Simple html dom file_get_html not working - is there any workaround?

Altin picture Altin · Sep 7, 2013 · Viewed 44.3k times · Source
<?php
// Report all PHP errors (see changelog)
error_reporting(E_ALL);

include('inc/simple_html_dom.php');

    //base url
    $base = 'https://play.google.com/store/apps';

    //home page HTML
    $html_base = file_get_html( $base );

    //get all category links
    foreach($html_base->find('a') as $element) {
        echo "<pre>";
        print_r( $element->href );
        echo "</pre>";
    }

    $html_base->clear(); 
    unset($html_base);

?>

I have the above code and I'm trying to get certain elements of the Play Store page but it isn't returning anything. Is it possible that certain PHP functions might be disabled on the server to stop that?

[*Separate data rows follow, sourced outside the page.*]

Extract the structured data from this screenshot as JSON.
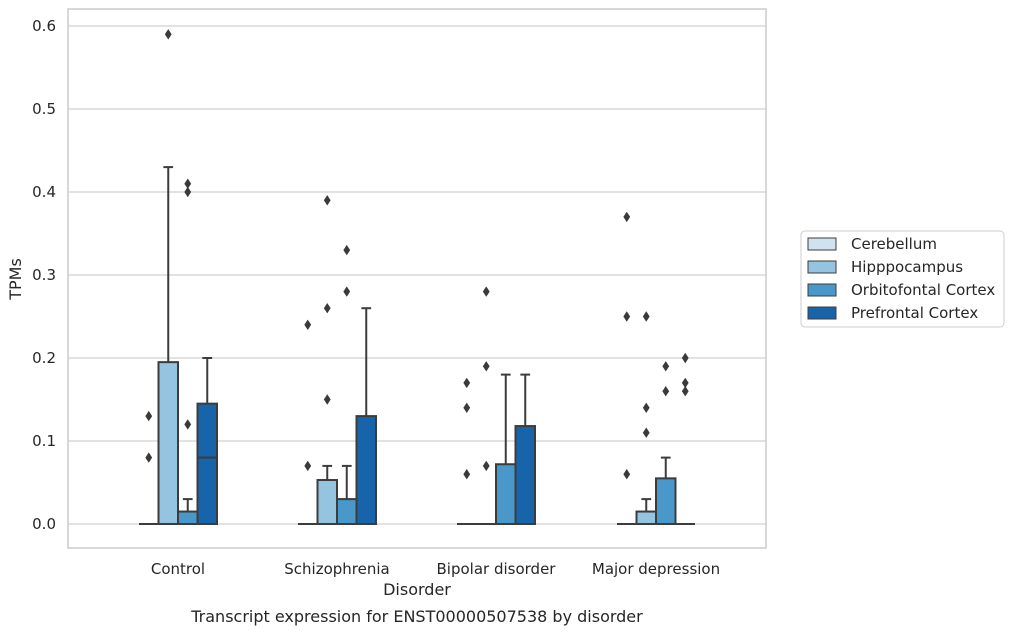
{
  "chart_data": {
    "type": "box",
    "caption": "Transcript expression for ENST00000507538 by disorder",
    "xlabel": "Disorder",
    "ylabel": "TPMs",
    "ylim": [
      -0.028,
      0.62
    ],
    "yticks": [
      "0.0",
      "0.1",
      "0.2",
      "0.3",
      "0.4",
      "0.5",
      "0.6"
    ],
    "categories": [
      "Control",
      "Schizophrenia",
      "Bipolar disorder",
      "Major depression"
    ],
    "grid": true,
    "legend_position": "right",
    "series": [
      {
        "name": "Cerebellum",
        "color": "#d0e1f2",
        "boxes": [
          {
            "q1": 0,
            "median": 0,
            "q3": 0,
            "whisker_low": 0,
            "whisker_high": 0,
            "outliers": [
              0.08,
              0.13
            ]
          },
          {
            "q1": 0,
            "median": 0,
            "q3": 0,
            "whisker_low": 0,
            "whisker_high": 0,
            "outliers": [
              0.07,
              0.24
            ]
          },
          {
            "q1": 0,
            "median": 0,
            "q3": 0,
            "whisker_low": 0,
            "whisker_high": 0,
            "outliers": [
              0.06,
              0.14,
              0.17
            ]
          },
          {
            "q1": 0,
            "median": 0,
            "q3": 0,
            "whisker_low": 0,
            "whisker_high": 0,
            "outliers": [
              0.06,
              0.25,
              0.37
            ]
          }
        ]
      },
      {
        "name": "Hipppocampus",
        "color": "#94c4df",
        "boxes": [
          {
            "q1": 0,
            "median": 0,
            "q3": 0.195,
            "whisker_low": 0,
            "whisker_high": 0.43,
            "outliers": [
              0.59
            ]
          },
          {
            "q1": 0,
            "median": 0,
            "q3": 0.053,
            "whisker_low": 0,
            "whisker_high": 0.07,
            "outliers": [
              0.15,
              0.26,
              0.39
            ]
          },
          {
            "q1": 0,
            "median": 0,
            "q3": 0,
            "whisker_low": 0,
            "whisker_high": 0,
            "outliers": [
              0.07,
              0.19,
              0.28
            ]
          },
          {
            "q1": 0,
            "median": 0,
            "q3": 0.015,
            "whisker_low": 0,
            "whisker_high": 0.03,
            "outliers": [
              0.11,
              0.14,
              0.25
            ]
          }
        ]
      },
      {
        "name": "Orbitofontal Cortex",
        "color": "#4a98c9",
        "boxes": [
          {
            "q1": 0,
            "median": 0,
            "q3": 0.015,
            "whisker_low": 0,
            "whisker_high": 0.03,
            "outliers": [
              0.12,
              0.4,
              0.41
            ]
          },
          {
            "q1": 0,
            "median": 0,
            "q3": 0.03,
            "whisker_low": 0,
            "whisker_high": 0.07,
            "outliers": [
              0.28,
              0.33
            ]
          },
          {
            "q1": 0,
            "median": 0,
            "q3": 0.072,
            "whisker_low": 0,
            "whisker_high": 0.18,
            "outliers": []
          },
          {
            "q1": 0,
            "median": 0,
            "q3": 0.055,
            "whisker_low": 0,
            "whisker_high": 0.08,
            "outliers": [
              0.16,
              0.19
            ]
          }
        ]
      },
      {
        "name": "Prefrontal Cortex",
        "color": "#1764ab",
        "boxes": [
          {
            "q1": 0,
            "median": 0.08,
            "q3": 0.145,
            "whisker_low": 0,
            "whisker_high": 0.2,
            "outliers": []
          },
          {
            "q1": 0,
            "median": 0,
            "q3": 0.13,
            "whisker_low": 0,
            "whisker_high": 0.26,
            "outliers": []
          },
          {
            "q1": 0,
            "median": 0,
            "q3": 0.118,
            "whisker_low": 0,
            "whisker_high": 0.18,
            "outliers": []
          },
          {
            "q1": 0,
            "median": 0,
            "q3": 0,
            "whisker_low": 0,
            "whisker_high": 0,
            "outliers": [
              0.16,
              0.17,
              0.2
            ]
          }
        ]
      }
    ]
  }
}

The above code works perfectly on other sites.

Is there any workaround?

Answer

Enissay picture Enissay · Sep 7, 2013

As I said, your example is working fine for me... But try this way using curl instead:

//base url
$base = 'https://play.google.com/store/apps';

$curl = curl_init();
curl_setopt($curl, CURLOPT_SSL_VERIFYPEER, FALSE);
curl_setopt($curl, CURLOPT_HEADER, false);
curl_setopt($curl, CURLOPT_FOLLOWLOCATION, true);
curl_setopt($curl, CURLOPT_URL, $base);
curl_setopt($curl, CURLOPT_REFERER, $base);
curl_setopt($curl, CURLOPT_RETURNTRANSFER, TRUE);
$str = curl_exec($curl);
curl_close($curl);

// Create a DOM object
$html_base = new simple_html_dom();
// Load HTML from a string
$html_base->load($str);

//get all category links
foreach($html_base->find('a') as $element) {
    echo "<pre>";
    print_r( $element->href );
    echo "</pre>";
}

$html_base->clear(); 
unset($html_base);

It gets all the links as expected:

enter image description here

And make sure you have php_openssl and php_curl installed...